Took some guys out again this weekend that have never trolled for crappie before. They couldn't believe the quality of the Crappie out on Talquin. 

Fished from 7am-5pm. Spent all morning and most of the afternoon trolling the mouth of Boy Scout. Lots of boats fishing up shallow but we stayed in the deeper water concentration on the big females that are still in prespawn. 

Morning bite was good but then it died and afternoon bite never picked up. The morning was sunny and clear skies but the afternoon was overcast for the most part. Was hoping this front coming through would really make the afternoon bite catch on but never happened. 

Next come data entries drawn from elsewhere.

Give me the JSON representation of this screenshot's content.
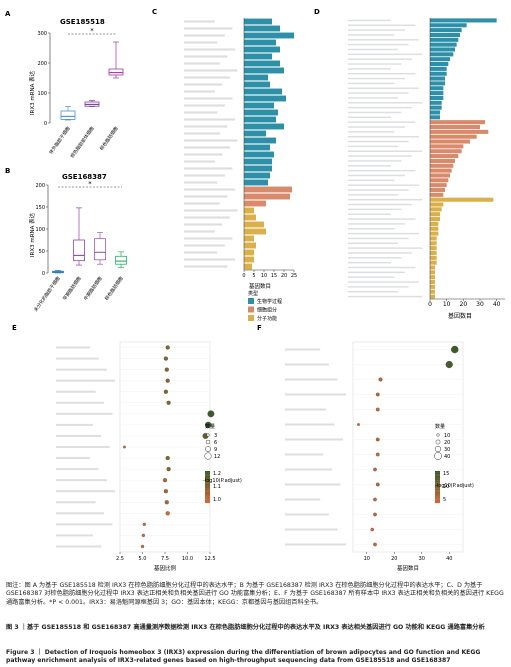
{
  "panels": {
    "A": {
      "letter": "A",
      "title": "GSE185518",
      "ylabel": "IRX3 mRNA 表达",
      "yticks": [
        "0",
        "100",
        "200",
        "300"
      ],
      "sig": "*",
      "groups": [
        "体外脂肪干细胞",
        "棕色脂肪前体细胞",
        "棕色脂肪细胞"
      ]
    },
    "B": {
      "letter": "B",
      "title": "GSE168387",
      "ylabel": "IRX3 mRNA 表达",
      "yticks": [
        "0",
        "50",
        "100",
        "150",
        "200"
      ],
      "sig": "*",
      "groups": [
        "未分化的脂肪干细胞",
        "早期脂肪细胞",
        "中期脂肪细胞",
        "棕色脂肪细胞"
      ]
    },
    "C": {
      "letter": "C",
      "xlabel": "基因数目",
      "xticks": [
        "0",
        "5",
        "10",
        "15",
        "20",
        "25"
      ],
      "legend_title": "类型",
      "legend_items": [
        "生物学过程",
        "细胞组分",
        "分子功能"
      ]
    },
    "D": {
      "letter": "D",
      "xlabel": "基因数目",
      "xticks": [
        "0",
        "10",
        "20",
        "30",
        "40"
      ]
    },
    "E": {
      "letter": "E",
      "xlabel": "基因比例",
      "xticks": [
        "2.5",
        "5.0",
        "7.5",
        "10.0",
        "12.5"
      ],
      "legend_count_title": "数量",
      "legend_counts": [
        "3",
        "6",
        "9",
        "12"
      ],
      "legend_p_title": "-log10(P.adjust)",
      "legend_p_ticks": [
        "1.2",
        "1.1",
        "1.0"
      ]
    },
    "F": {
      "letter": "F",
      "xlabel": "基因数目",
      "xticks": [
        "10",
        "20",
        "30",
        "40"
      ],
      "legend_count_title": "数量",
      "legend_counts": [
        "10",
        "20",
        "30",
        "40"
      ],
      "legend_p_title": "-log10(P.adjust)",
      "legend_p_ticks": [
        "15",
        "10",
        "5"
      ]
    }
  },
  "caption": {
    "zh": "图注：图 A 为基于 GSE185518 检测 IRX3 在棕色脂肪细胞分化过程中的表达水平；B 为基于 GSE168387 检测 IRX3 在棕色脂肪细胞分化过程中的表达水平；C、D 为基于 GSE168387 对棕色脂肪细胞分化过程中 IRX3 表达正相关和负相关基因进行 GO 功能富集分析；E、F 为基于 GSE168387 所有样本中 IRX3 表达正相关和负相关的基因进行 KEGG 通路富集分析。*P < 0.001。IRX3：易洛魁同源框基因 3；GO：基因本体；KEGG：京都基因与基因组百科全书。",
    "zh_title": "图 3 ｜基于 GSE185518 和 GSE168387 高通量测序数据检测 IRX3 在棕色脂肪细胞分化过程中的表达水平及 IRX3 表达相关基因进行 GO 功能和 KEGG 通路富集分析",
    "en_title": "Figure 3 ｜ Detection of Iroquois homeobox 3 (IRX3) expression during the differentiation of brown adipocytes and GO function and KEGG pathway enrichment analysis of IRX3-related genes based on high-throughput sequencing data from GSE185518 and GSE168387"
  },
  "chart_data": [
    {
      "type": "box",
      "panel": "A",
      "title": "GSE185518",
      "ylabel": "IRX3 mRNA 表达",
      "ylim": [
        0,
        300
      ],
      "categories": [
        "体外脂肪干细胞",
        "棕色脂肪前体细胞",
        "棕色脂肪细胞"
      ],
      "medians": [
        22,
        62,
        168
      ],
      "q1": [
        12,
        56,
        160
      ],
      "q3": [
        40,
        70,
        180
      ],
      "whisker_low": [
        10,
        55,
        150
      ],
      "whisker_high": [
        55,
        75,
        270
      ],
      "colors": [
        "#4d8fd6",
        "#7d3c98",
        "#a535a0"
      ]
    },
    {
      "type": "box",
      "panel": "B",
      "title": "GSE168387",
      "ylabel": "IRX3 mRNA 表达",
      "ylim": [
        0,
        200
      ],
      "categories": [
        "未分化的脂肪干细胞",
        "早期脂肪细胞",
        "中期脂肪细胞",
        "棕色脂肪细胞"
      ],
      "medians": [
        2,
        40,
        47,
        27
      ],
      "q1": [
        1,
        28,
        30,
        20
      ],
      "q3": [
        4,
        75,
        78,
        38
      ],
      "whisker_low": [
        0,
        18,
        20,
        12
      ],
      "whisker_high": [
        6,
        148,
        92,
        48
      ],
      "colors": [
        "#2c7fb8",
        "#8e44ad",
        "#9b59b6",
        "#27ae60"
      ]
    },
    {
      "type": "bar",
      "panel": "C",
      "orientation": "horizontal",
      "xlabel": "基因数目",
      "xlim": [
        0,
        25
      ],
      "series": [
        {
          "name": "生物学过程",
          "color": "#2e8fa8",
          "values": [
            14,
            18,
            25,
            16,
            18,
            14,
            18,
            20,
            12,
            13,
            19,
            21,
            15,
            17,
            16,
            20,
            11,
            16,
            13,
            15,
            14,
            14,
            13,
            12
          ]
        },
        {
          "name": "细胞组分",
          "color": "#d98a6b",
          "values": [
            24,
            23,
            11
          ]
        },
        {
          "name": "分子功能",
          "color": "#d9b04a",
          "values": [
            5,
            6,
            10,
            11,
            5,
            6,
            5,
            5,
            4
          ]
        }
      ]
    },
    {
      "type": "bar",
      "panel": "D",
      "orientation": "horizontal",
      "xlabel": "基因数目",
      "xlim": [
        0,
        45
      ],
      "series": [
        {
          "name": "生物学过程",
          "color": "#2e8fa8",
          "values": [
            40,
            22,
            19,
            18,
            17,
            16,
            15,
            14,
            12,
            11,
            10,
            10,
            9,
            9,
            8,
            8,
            8,
            7,
            7,
            6,
            6
          ]
        },
        {
          "name": "细胞组分",
          "color": "#d98a6b",
          "values": [
            33,
            30,
            35,
            28,
            24,
            20,
            19,
            17,
            15,
            14,
            13,
            12,
            11,
            10,
            9,
            8
          ]
        },
        {
          "name": "分子功能",
          "color": "#d9b04a",
          "values": [
            38,
            8,
            7,
            6,
            6,
            5,
            5,
            5,
            4,
            4,
            4,
            4,
            4,
            4,
            3,
            3,
            3,
            3,
            3,
            3,
            3
          ]
        }
      ]
    },
    {
      "type": "scatter",
      "panel": "E",
      "xlabel": "基因比例",
      "xlim": [
        2.5,
        12.5
      ],
      "points": [
        {
          "x": 7.8,
          "count": 6,
          "p": 1.1
        },
        {
          "x": 7.6,
          "count": 6,
          "p": 1.1
        },
        {
          "x": 7.7,
          "count": 6,
          "p": 1.1
        },
        {
          "x": 7.8,
          "count": 6,
          "p": 1.1
        },
        {
          "x": 7.6,
          "count": 6,
          "p": 1.1
        },
        {
          "x": 7.9,
          "count": 6,
          "p": 1.1
        },
        {
          "x": 12.6,
          "count": 12,
          "p": 1.2
        },
        {
          "x": 12.3,
          "count": 11,
          "p": 1.2
        },
        {
          "x": 12.0,
          "count": 10,
          "p": 1.15
        },
        {
          "x": 3.0,
          "count": 3,
          "p": 1.0
        },
        {
          "x": 7.8,
          "count": 6,
          "p": 1.1
        },
        {
          "x": 7.9,
          "count": 6,
          "p": 1.1
        },
        {
          "x": 7.5,
          "count": 6,
          "p": 1.05
        },
        {
          "x": 7.6,
          "count": 6,
          "p": 1.05
        },
        {
          "x": 7.7,
          "count": 6,
          "p": 1.05
        },
        {
          "x": 7.8,
          "count": 6,
          "p": 1.0
        },
        {
          "x": 5.2,
          "count": 4,
          "p": 1.0
        },
        {
          "x": 5.1,
          "count": 4,
          "p": 1.0
        },
        {
          "x": 5.0,
          "count": 4,
          "p": 1.0
        }
      ]
    },
    {
      "type": "scatter",
      "panel": "F",
      "xlabel": "基因数目",
      "xlim": [
        5,
        45
      ],
      "points": [
        {
          "x": 42,
          "count": 42,
          "p": 15
        },
        {
          "x": 40,
          "count": 40,
          "p": 14
        },
        {
          "x": 15,
          "count": 15,
          "p": 6
        },
        {
          "x": 14,
          "count": 14,
          "p": 6
        },
        {
          "x": 14,
          "count": 14,
          "p": 5
        },
        {
          "x": 7,
          "count": 7,
          "p": 4
        },
        {
          "x": 14,
          "count": 14,
          "p": 6
        },
        {
          "x": 14,
          "count": 14,
          "p": 5
        },
        {
          "x": 13,
          "count": 13,
          "p": 5
        },
        {
          "x": 14,
          "count": 14,
          "p": 6
        },
        {
          "x": 13,
          "count": 13,
          "p": 5
        },
        {
          "x": 13,
          "count": 13,
          "p": 5
        },
        {
          "x": 12,
          "count": 12,
          "p": 4
        },
        {
          "x": 13,
          "count": 13,
          "p": 5
        }
      ]
    }
  ]
}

Ended the day with 20 slabs. 1 2lb crappie and many 1.5lbers. Lost one even bigger than the 2lber we had right beside the boat. 




























Sent from my iPhone using Tapatalk


----------



## Donald811 (May 17, 2011)

Thanks for that report skiffJr. We use to troll with the electric motor down there. Is that what you use?


----------



## jstblsd (Jul 6, 2010)

I was out there and me and the fam couldn't get anything to bite but one small striper. The day before people were coming in with coolers full! Saturday most of the same guys didn't get a limit or nothing at all. I guess that's why they call it fishing not catchin. But nice slabs though, good job!


----------



## skiff89_jr (Apr 1, 2011)

Donald811 said:


> Thanks for that report skiffJr. We use to troll with the electric motor down there. Is that what you use?



Yeah I use a 55lb Minn Kota Enduramax. Love it!


Sent from my iPhone using Tapatalk


----------



## skiff89_jr (Apr 1, 2011)

jstblsd said:


> I was out there and me and the fam couldn't get anything to bite but one small striper. The day before people were coming in with coolers full! Saturday most of the same guys didn't get a limit or nothing at all. I guess that's why they call it fishing not catchin. But nice slabs though, good job!



Yeah I had talked to some people on the water and it was definitely an off day. Even people fishing up shallow had only caught around 10 or 15 but they didn't have any big ones. 

Might go back Wednesday. 


Sent from my iPhone using Tapatalk


----------



## Fielro (Jun 4, 2012)

That's a fine mess of slabs. Congrats


----------